Mensagem do Prepósito Geral por motivo do 450 anos da Reforma Teresiana

Mensagem do Prepósito Geral por motivo do 450 anos da Reforma Teresiana


 
            Celebramos
este ano um aniversário particularmente significativo: no dia 24 de agosto,
cumprir-se-á 450 anos da fundação do mosteiro de São José de Ávila e, portanto,
do início da reforma de Teresa. Também o Santo Padre quis expressar sua alegria
e a de toda a Igreja por motivo desta ocasião, enviando no dia da festa da
Virgem do Carmo, uma mensagem rica em espiritualidade e doutrina teresiana.
            Ao
pensar que nossa família religiosa cumpre 450 anos, o primeiro sentimento que
enche nossos corações é o de gratidão ao Senhor pela fidelidade de seu amor,
unido ao louvor pelas grandes coisas que fez em nós. Certamente Teresa se
entregou a Jesus, porém, muito mais Jesus se deu a ela e continua entregando-se
a toda sua família.
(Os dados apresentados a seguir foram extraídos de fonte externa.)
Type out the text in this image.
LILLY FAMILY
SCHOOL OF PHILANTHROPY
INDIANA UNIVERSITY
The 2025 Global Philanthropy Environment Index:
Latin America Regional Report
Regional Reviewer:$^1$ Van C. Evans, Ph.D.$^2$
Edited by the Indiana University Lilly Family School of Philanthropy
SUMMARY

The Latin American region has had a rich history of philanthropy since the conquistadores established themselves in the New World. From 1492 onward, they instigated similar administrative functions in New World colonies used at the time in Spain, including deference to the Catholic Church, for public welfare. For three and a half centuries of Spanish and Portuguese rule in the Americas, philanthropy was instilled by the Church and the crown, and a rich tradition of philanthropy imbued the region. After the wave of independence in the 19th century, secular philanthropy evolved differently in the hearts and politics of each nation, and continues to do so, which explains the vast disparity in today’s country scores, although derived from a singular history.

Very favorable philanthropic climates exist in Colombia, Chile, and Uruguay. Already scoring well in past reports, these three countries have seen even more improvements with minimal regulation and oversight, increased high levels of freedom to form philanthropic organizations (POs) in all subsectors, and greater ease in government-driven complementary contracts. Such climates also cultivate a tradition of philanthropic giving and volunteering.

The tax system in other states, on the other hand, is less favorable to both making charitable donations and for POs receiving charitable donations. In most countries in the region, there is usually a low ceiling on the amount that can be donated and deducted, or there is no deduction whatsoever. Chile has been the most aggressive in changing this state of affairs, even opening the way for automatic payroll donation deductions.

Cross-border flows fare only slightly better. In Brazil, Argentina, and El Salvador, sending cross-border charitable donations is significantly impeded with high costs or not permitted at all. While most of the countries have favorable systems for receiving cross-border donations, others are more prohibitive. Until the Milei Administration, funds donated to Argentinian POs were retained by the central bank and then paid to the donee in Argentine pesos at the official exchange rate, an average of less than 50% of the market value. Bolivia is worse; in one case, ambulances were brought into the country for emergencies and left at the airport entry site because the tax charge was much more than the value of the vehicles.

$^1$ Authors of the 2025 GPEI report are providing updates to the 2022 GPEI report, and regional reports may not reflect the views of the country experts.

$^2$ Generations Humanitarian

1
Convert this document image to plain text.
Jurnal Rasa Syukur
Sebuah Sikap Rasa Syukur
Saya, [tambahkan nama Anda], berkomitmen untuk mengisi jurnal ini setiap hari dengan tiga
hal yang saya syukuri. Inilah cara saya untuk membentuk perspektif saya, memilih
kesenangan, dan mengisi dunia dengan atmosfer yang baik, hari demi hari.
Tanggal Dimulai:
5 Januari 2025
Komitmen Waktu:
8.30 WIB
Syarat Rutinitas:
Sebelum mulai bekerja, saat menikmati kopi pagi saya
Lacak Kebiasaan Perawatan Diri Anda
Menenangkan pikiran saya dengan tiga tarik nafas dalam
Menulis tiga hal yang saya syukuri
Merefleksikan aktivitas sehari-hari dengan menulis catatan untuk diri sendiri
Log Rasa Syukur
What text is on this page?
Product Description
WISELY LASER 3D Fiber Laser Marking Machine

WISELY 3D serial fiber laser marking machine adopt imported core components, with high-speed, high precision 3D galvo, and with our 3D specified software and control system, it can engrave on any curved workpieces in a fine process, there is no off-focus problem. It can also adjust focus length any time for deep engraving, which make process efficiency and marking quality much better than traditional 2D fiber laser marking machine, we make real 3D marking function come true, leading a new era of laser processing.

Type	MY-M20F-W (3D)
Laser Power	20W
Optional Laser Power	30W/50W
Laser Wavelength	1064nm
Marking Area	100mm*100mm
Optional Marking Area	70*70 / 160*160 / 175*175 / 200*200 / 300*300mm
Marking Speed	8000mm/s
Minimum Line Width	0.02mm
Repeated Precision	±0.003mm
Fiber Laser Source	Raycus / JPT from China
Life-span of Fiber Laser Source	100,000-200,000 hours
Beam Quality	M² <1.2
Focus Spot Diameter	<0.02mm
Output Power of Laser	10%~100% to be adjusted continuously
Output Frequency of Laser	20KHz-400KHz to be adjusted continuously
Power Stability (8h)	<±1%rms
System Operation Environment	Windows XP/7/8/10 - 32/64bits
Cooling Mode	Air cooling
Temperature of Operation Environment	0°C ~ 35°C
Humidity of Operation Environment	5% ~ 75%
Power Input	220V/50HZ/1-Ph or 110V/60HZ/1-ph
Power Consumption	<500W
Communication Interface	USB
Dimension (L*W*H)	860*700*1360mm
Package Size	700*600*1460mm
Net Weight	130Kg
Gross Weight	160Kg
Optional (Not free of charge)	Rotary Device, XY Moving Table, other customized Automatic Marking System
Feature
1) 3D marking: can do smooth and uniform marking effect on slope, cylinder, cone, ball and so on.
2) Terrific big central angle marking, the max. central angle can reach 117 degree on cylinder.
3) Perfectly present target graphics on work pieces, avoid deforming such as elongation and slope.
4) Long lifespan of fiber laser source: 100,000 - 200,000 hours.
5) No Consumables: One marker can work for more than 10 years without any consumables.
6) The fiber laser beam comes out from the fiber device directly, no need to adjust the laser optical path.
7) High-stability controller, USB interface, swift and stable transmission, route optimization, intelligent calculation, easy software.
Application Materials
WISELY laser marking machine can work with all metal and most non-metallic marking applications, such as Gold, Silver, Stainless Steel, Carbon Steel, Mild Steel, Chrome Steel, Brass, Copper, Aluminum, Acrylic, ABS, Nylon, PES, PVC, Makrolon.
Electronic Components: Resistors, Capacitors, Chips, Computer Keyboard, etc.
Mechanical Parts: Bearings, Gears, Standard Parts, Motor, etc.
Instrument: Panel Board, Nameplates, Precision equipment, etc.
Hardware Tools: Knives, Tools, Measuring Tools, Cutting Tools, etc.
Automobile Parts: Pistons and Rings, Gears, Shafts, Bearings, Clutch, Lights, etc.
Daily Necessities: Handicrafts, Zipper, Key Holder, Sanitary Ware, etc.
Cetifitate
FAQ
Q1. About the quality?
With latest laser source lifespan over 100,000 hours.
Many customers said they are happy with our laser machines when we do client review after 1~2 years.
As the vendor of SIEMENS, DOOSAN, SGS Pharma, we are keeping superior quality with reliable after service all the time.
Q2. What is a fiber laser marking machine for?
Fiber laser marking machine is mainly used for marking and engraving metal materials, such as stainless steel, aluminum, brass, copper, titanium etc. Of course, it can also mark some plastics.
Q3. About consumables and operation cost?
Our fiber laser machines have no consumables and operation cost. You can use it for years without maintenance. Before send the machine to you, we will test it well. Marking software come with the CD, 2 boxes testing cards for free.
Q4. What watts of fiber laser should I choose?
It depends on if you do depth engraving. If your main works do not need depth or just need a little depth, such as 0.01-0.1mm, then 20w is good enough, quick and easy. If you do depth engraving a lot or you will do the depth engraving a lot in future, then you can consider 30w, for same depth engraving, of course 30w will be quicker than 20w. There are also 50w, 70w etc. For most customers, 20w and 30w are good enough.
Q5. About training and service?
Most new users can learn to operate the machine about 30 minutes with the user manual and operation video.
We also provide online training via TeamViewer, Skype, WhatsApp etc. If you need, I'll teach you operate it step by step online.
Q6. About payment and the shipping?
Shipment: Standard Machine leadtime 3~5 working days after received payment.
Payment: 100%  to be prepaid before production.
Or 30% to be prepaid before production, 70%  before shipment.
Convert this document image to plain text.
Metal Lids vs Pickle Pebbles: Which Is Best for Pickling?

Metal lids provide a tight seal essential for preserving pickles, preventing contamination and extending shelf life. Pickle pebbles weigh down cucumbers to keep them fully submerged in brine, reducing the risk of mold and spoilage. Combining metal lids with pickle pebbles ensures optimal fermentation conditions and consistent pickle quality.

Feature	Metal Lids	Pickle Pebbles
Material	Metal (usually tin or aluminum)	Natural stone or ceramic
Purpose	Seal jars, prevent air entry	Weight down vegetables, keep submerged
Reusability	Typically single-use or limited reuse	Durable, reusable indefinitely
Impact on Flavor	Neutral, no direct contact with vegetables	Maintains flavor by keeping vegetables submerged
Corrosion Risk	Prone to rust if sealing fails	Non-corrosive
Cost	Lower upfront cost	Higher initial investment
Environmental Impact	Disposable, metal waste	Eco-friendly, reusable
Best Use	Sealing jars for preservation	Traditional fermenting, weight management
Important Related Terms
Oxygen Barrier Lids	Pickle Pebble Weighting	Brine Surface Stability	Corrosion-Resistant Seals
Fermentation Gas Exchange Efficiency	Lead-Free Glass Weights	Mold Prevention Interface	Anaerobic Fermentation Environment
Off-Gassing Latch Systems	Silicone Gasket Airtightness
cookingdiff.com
Devemos exortar-nos mutuamente para não esquecer (Recorda,
Israel!) quantas graças nos fez chamando-nos a formar parte desta história e
considerando-nos capazes de poder testemunhá-la no presente e fazê-la crescer
para o futuro, em um caminho fundacional incessante que – como Teresa nos
ensinou – nunca podemos considerar concluído. Nenhum de nós teria podido estar
aqui nem assumir esta responsabilidade, senão graças ao dom de Deus, à
manifestação de seu amor misericordioso e sua iniciativa gratuita.
            Obtemos
outro ângulo de reflexão ao considerar outro trajeto mais recente de nossa
história. Em 1962, a Ordem celebrou o quarto centenário da reforma, ao mesmo
tempo que iniciava o Concílio Vaticano II, que assinalaria, em muitos aspectos,
o começo de uma nova época da história da Igreja. Os 50 anos transcorridos
desde então, são uma etapa de nosso caminho, suscetível de análise histórico e
discernimento espiritual. Temos mudado muito nestes anos, porém, continua
vibrando em nós a mesma vocação e a mesma paixão de filhos e filhas de Teresa de
Jesus. Todos sabemos que nem todas as mudanças expressaram a criatividade do
carisma, nem toda vontade de conservação foi manifestação de autêntica
fidelidade. Porém, sobretudo, constatamos que esta nossa realidade complexa e,
às vezes, contraditória, hoje está cheia de rostos novos, de novas gerações
nascidas nestes cinquenta anos, com sensibilidades distintas e experiências
diversas, provenientes de todas as partes do mundo. E, em nossa realidade,
estas novas gerações querem expressar o que são e o que têm: fragilidade e
força, pobreza e riqueza, intuições e obscuridades, entusiasmo da juventude e
sabedoria da idade madura.
            Teresa
tinha 47 anos quando o sino de São José repicou pela primeira vez. Mais de dois
terços de sua existência já se haviam passado. Com uma idade considerada
avançada, naquele tempo muito mais que no nosso, ela começava uma aventura
completamente nova, da qual pressagiava os riscos e as incógnitas. Sabemos que
duas forças lhe ajudaram a superar qualquer humana e razoável resistência: a
força da experiência de Deus e a força da paixão por uma Igreja e um mundo
submetidos a uma  turbulência histórica.
            Estas
são, também hoje, as forças que podem animar-nos e ajudar-nos a voltar a
empreender o caminho ou, melhor, abrir-nos uma rota em meio de uma paisagem
que, às vezes, nos parece como um deserto vazio e sem caminhos, no qual nos
sentimos perdidos, e outras como uma selva impenetrável no qual é impossível
encontrar uma senda pelo qual avançar.
            Teresa
não contou nem com amigos poderosos nem com grandes recursos econômicos. Sua
mesma condição de mulher lhe foi causa de inumeráveis dificuldade e limitações.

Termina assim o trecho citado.